2nd Circuit Affirms Dismissal of Sex/Pregnancy Discrimination Claim Arising From Termination Due to Not Receiving COVID Vaccine

In D’Cunha v. Northwell Health Systems, 2023 WL 7986441 (2d Cir. Nov. 17, 2023), the court, inter alia, affirmed the dismissal of plaintiff’s sex/pregnancy discrimination claim asserted under Title VII of the Civil Rights Act of 1964.

In sum, plaintiff alleged that she was terminated due to her having not received the COVID vaccine, notwithstanding her request for a medical exemption (based on her pregnancy), which the defendant denied.

From the decision:

The district court also did not err in holding that D’Cunha’s complaint failed to plausibly allege that Defendant discriminated against her on the basis of sex.

When asserting a prima facie case of sex discrimination, a plaintiff must establish that “she is a member of a protected class,” “she satisfactorily performed the duties required by the position,” “she was discharged,” and her discharge “occurred in circumstances giving rise to an inference of unlawful discrimination.” Lenzi v. Systemax, Inc., 944 F.3d 97, 107 (2d Cir. 2019) (internal quotation marks and citation omitted). Likewise, a plaintiff alleging pregnancy discrimination based on the denial of an accommodation must show “that she belongs to the protected class, that she sought an accommodation, that the employer did not accommodate her, and that the employer did accommodate others ‘similar in their ability or inability to work.’ ” Young v. United Parcel Serv., Inc., 575 U.S. 206, 229 (2015).

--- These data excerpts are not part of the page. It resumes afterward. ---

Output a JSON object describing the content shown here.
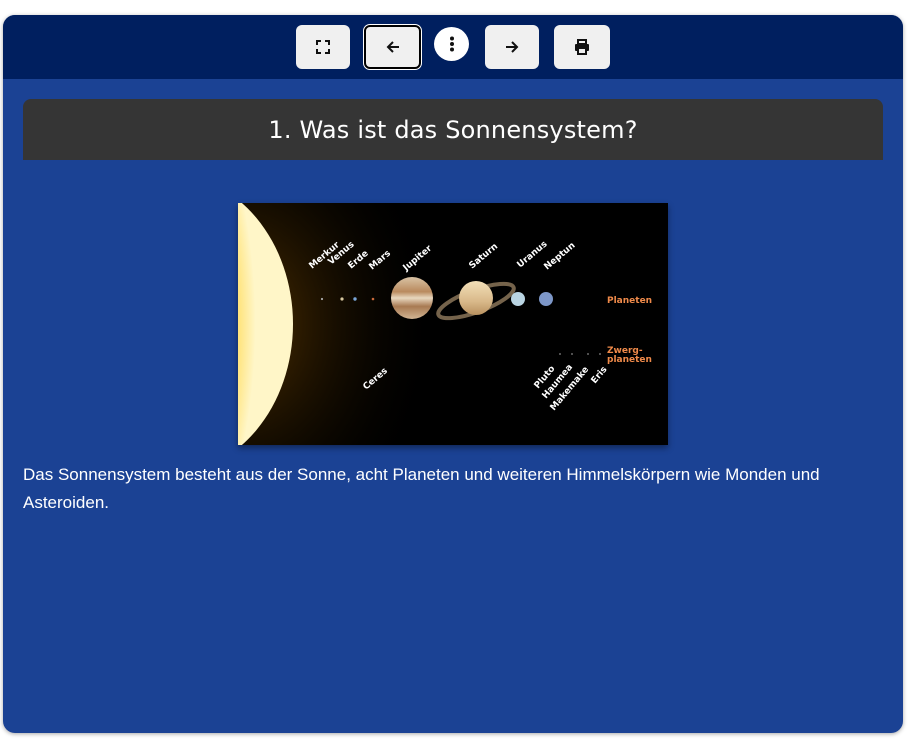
{
  "toolbar": {
    "buttons": [
      {
        "name": "fullscreen",
        "icon": "fullscreen-icon"
      },
      {
        "name": "back",
        "icon": "arrow-left-icon"
      },
      {
        "name": "more",
        "icon": "more-vertical-icon"
      },
      {
        "name": "forward",
        "icon": "arrow-right-icon"
      },
      {
        "name": "print",
        "icon": "printer-icon"
      }
    ]
  },
  "section": {
    "title": "1. Was ist das Sonnensystem?",
    "text": "Das Sonnensystem besteht aus der Sonne, acht Planeten und weiteren Himmelskörpern wie Monden und Asteroiden."
  },
  "figure": {
    "planet_labels": [
      "Merkur",
      "Venus",
      "Erde",
      "Mars",
      "Jupiter",
      "Saturn",
      "Uranus",
      "Neptun"
    ],
    "dwarf_labels": [
      "Ceres",
      "Pluto",
      "Haumea",
      "Makemake",
      "Eris"
    ],
    "planeten_label": "Planeten",
    "zwerg_label_1": "Zwerg-",
    "zwerg_label_2": "planeten"
  },
  "colors": {
    "toolbar": "#001f5f",
    "panel": "#1b4294",
    "title_bar": "#353535",
    "accent_label": "#ef8a4a"
  }
}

Here, D’Cunha does not plausibly allege that she was terminated because of her sex. Instead, she alleges that she was terminated by Defendant because of her refusal to get the COVID-19 vaccine. See, e.g., Joint App’x at 8–9 (asserting in the amended complaint that Defendant fired D’Cunha because it “insisted that [D’Cunha] take a vaccine that she could not accept as a matter of concern for her unborn child and her conscience, medical training, common sense, and religious beliefs”). Her amended complaint lacks even “minimal support for the proposition,” at the motion to dismiss stage, that Defendant discharged D’Cunha because of her pregnancy, rather than her status as an unvaccinated, patient-facing resident. Littlejohn v. City of N.Y., 795 F.3d 297, 311 (2d Cir. 2015).

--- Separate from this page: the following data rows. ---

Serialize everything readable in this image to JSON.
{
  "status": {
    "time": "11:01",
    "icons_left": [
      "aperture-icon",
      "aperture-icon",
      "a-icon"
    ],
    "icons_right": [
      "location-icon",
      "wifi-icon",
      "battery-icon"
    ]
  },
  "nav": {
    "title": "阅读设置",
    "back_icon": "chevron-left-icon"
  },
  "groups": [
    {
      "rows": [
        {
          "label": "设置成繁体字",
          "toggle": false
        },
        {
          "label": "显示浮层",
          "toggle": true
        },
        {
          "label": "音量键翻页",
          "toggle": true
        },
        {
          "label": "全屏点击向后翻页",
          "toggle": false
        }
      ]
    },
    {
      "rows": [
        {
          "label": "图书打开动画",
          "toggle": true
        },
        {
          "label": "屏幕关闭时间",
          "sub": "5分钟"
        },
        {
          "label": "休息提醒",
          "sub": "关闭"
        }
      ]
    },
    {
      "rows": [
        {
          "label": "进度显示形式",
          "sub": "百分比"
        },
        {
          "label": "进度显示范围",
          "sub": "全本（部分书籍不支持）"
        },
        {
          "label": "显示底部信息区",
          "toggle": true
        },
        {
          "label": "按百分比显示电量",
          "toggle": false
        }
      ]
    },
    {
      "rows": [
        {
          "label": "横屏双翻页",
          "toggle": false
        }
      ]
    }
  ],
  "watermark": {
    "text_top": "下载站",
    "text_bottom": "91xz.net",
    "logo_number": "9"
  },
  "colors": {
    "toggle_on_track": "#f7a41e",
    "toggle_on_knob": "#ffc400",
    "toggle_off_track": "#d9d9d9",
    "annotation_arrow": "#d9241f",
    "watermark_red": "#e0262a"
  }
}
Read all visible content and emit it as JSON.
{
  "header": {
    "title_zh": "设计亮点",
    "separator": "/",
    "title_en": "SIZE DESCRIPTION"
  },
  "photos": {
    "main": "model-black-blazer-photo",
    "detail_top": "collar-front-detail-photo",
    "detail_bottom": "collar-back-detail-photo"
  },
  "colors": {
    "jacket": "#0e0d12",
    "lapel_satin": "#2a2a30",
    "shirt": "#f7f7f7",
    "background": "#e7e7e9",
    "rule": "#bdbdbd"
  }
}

Likewise, to the extent that D’Cunha alleges that the denial of her medical-accommodation request constituted sex discrimination, her complaint does not plausibly allege that Defendant treated her less favorably than non-pregnant employees “similar in their ability or inability to work.” Young, 575 U.S. at 229. Even if we were to accept as true D’Cunha’s assertion that “upon information and belief Defendant granted exemptions to several of its employees to accommodate their pregnancies,” it only undermines an inference of discriminatory intent. Joint App’x at 13; see Turner v. Eastconn Reg’l Educ. Serv. Ctr., 588 Fed. App’x 41, 44 (2d Cir. 2014) (summary order) (explaining that allegations “that a similarly situated pregnant employee … received favorable treatment would undermine any inference that the [d]efendants were motivated by antipregnancy animus”).

Based on this, the court held that the district court properly dismissed plaintiff’s Title VII sex discrimination claim.